细心的安禄山很早就发现了杨玉环对玄宗的作用,所以他想方设法要取得杨玉环的信任,以便借她的裙带关系实现他的狼子野心。一天夜里,安禄山又进宫晋见玄宗,他看到玄宗和杨玉环并排坐在一起,首先向杨玉环行礼拜见。玄宗一见,面露愠色,责其无礼。安禄山坦然答道:“如陛下所知,臣乃胡人。胡人之礼,总是以女为先。所以臣依胡俗,先朝拜国母。国母乃是大唐的母亲,臣得拜见如此花容月貌的国母,实在是荣幸之至。”杨贵妃听后心花怒放,玄宗也随之放声大笑。于是,安禄山又趋热打铁,说:“臣请为国母跳胡人之舞,为国母遣怀。”然后,他就做出滑稽的姿态,开始为杨玉环跳舞。
在杨玉环的要求下,玄宗十分信任安禄山,把长安御苑的永宁园赐给他做为私邸。又让他与杨家一族的杨国忠、韩国夫人、秦国夫人、虢国夫人结成兄弟之谊。安禄山一见玄宗对自己如此信任,又心生一计,突然提出了-个古怪的要求:“陛下既已深知臣对陛下的忠诚绝不亚于任何臣子,因此,臣冒昧奏请,容臣将美丽的国母娘娘,奉为臣的母亲。”听安禄山这样说,唐玄宗并不责怪,反而觉得安禄山是十值得宠信的人,因为尽管安禄山是个魁伟的大汉,却能说出这样情同儿戏的话来。于是玄宗笑呵呵地问安禄山,“莫非这也是胡人的习俗吗?若奉贵妃为母,朕又是你的什么人?”“此事何须臣再奏明。臣本是陛下的赤子。”就这样,安禄山成了杨贵妃的养子。
由于得到了玄宗的特殊批准,杨玉环的这个“儿子”可以自由地进出除了皇帝和宦官们才可以出入的地方。唐代有“三日洗儿”的风俗,小孩生下三天之后,母亲要给他洗澡。天宝十年(751)正月三日,亦即安禄山过罢生日的第三天,安禄山对安禄山“作三日洗儿”。安禄山为了让安禄山高兴,不仅像个婴孩般地让她给自己洗澡,洗完后还躺在安禄山用锦绣料子特制的大被服中,让宫女们抬着他在庭院中转来转去,从此宫中皆呼禄山为“禄儿”。玄宗听说这件事以后,责备安禄山太过分子,安禄山笑嘻嘻地说:“陛下所言甚是,虽是母后,这样戏耍孩儿,也未免太过分了。臣乃陛下赤子,对臣如此胡来,成何体统,嘿嘿。”面对安禄山这副嬉皮笑脸的样子,玄宗也是哭笑不得。就这样安禄山利用自己可以自由出入宫禁的特许,与杨贵妃打得火热。
安禄山凭借着与杨玉环的裙带关系,赢得了玄宗的宠幸,也赢得了充分的准备时间,终于在天宝十四年发动了叛乱,攻城掠地,直逼长安。
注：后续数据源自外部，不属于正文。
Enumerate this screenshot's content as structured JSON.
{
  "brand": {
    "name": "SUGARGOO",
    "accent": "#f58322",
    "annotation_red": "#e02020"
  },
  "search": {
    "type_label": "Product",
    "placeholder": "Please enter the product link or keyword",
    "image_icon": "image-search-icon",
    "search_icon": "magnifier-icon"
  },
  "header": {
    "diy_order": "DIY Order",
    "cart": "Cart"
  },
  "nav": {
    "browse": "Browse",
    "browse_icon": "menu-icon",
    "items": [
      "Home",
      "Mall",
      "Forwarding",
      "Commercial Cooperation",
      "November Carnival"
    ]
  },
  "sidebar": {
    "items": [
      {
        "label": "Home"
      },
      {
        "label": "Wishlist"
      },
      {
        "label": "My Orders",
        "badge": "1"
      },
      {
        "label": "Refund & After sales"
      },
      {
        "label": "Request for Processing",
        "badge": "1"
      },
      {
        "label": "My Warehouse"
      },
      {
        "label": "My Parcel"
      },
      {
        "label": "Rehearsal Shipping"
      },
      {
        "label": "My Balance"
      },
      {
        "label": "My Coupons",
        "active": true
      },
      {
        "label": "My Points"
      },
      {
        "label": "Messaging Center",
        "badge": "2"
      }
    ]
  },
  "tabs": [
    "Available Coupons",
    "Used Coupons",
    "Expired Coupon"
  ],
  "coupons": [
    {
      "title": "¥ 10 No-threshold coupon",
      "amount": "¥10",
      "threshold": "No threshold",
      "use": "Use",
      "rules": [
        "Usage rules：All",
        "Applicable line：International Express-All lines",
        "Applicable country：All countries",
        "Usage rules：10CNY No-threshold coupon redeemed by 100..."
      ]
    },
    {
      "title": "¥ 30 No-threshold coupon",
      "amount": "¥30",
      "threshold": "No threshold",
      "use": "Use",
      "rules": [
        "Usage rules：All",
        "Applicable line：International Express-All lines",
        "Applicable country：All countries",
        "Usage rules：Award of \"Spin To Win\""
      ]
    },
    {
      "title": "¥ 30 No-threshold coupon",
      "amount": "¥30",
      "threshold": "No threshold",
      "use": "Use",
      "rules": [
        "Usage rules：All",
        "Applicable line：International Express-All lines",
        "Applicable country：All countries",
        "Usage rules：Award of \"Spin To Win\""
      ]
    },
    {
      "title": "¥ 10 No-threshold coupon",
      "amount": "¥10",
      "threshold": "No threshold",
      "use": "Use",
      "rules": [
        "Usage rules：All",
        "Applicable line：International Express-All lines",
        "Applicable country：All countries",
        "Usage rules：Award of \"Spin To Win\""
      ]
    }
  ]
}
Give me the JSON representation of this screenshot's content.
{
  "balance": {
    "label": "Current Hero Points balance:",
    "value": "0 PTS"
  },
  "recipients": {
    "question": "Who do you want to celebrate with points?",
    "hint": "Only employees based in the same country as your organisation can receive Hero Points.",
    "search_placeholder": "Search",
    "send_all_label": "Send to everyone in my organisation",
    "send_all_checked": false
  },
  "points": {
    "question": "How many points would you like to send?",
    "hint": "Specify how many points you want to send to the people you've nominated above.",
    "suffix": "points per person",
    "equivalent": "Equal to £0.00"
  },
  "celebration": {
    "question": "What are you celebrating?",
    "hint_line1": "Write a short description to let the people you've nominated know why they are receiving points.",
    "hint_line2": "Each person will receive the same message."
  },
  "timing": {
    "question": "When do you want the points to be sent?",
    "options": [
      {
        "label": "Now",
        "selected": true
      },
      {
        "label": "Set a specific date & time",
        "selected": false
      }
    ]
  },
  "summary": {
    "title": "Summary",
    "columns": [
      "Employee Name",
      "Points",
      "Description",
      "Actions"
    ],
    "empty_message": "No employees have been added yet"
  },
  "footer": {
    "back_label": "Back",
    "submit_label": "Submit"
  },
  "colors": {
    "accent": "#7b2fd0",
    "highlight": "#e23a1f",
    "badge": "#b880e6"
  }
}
玄宗不得已,带着杨玉环及其他人逃往西蜀避难。途中,由于护驾的士兵愤于杨国忠及杨玉环的误国,杀死下杨国忠,并逼迫玄宗在马嵬坡这个地方把杨玉环用白绫绞死。这就是历史上著名的安史之乱。
以史为鉴
奉承吹捧不同于发自内心的真诚赞扬,它是为“利己”而“誉人”的。谄媚者利用人们喜欢被人赞扬的天性,以奉承吹捧为手段,通过种种溢美之词,满足谄媚对象的虚荣心,从而达到讨好巴结的目的。奉承吹捧者常常是不顾事实、不讲原则、没有是非标准的,或者无中生有、口吐莲花,或者夸大其词、无以复加。在吹捧者的口中,假的可以变成真的,错的可以变成对的,恶可以变为善,丑可以变为美,庸才成为天才,昏君成为圣主。廉价的赞誉之词,成为谄媚者猎取实际功利的“敲门砖”。
小人道长
《梁书·武帝本纪》对梁武帝晚年的腐败政局曾有如下评论:
梁武帝“及乎耄年,委事群幸。然朱异之徒,作威作福,挟朋树党,政以贿成,服冕乘轩,由其掌握。是以朝经混乱,赏罚无章。‘小人道长’,抑此之谓也。”
朱异,字彦和,吴郡钱塘(今浙江绍兴)人。他自二十一岁入仕起,“历官自员外常侍至侍中,四官皆珥貂;自右卫率至领军,四职并驱卤簿”,身死之后还被破例追赠为尚书右仆射,以宰相之名人葬。这份荣耀,堪称南朝以来出身素族的大臣所少有;他还以中书通事舍人之职而“居权要三十余年”,特别是在公元524年以后,朱异更是权倾朝野,“掌机密,其军旅谋谟,方镇改换、朝仪国典、诏诰敕书,并典掌之。每四方表疏,当局簿领,谘详情断,填委于前”。这种情况,也实为南朝以来历代大臣所仅见。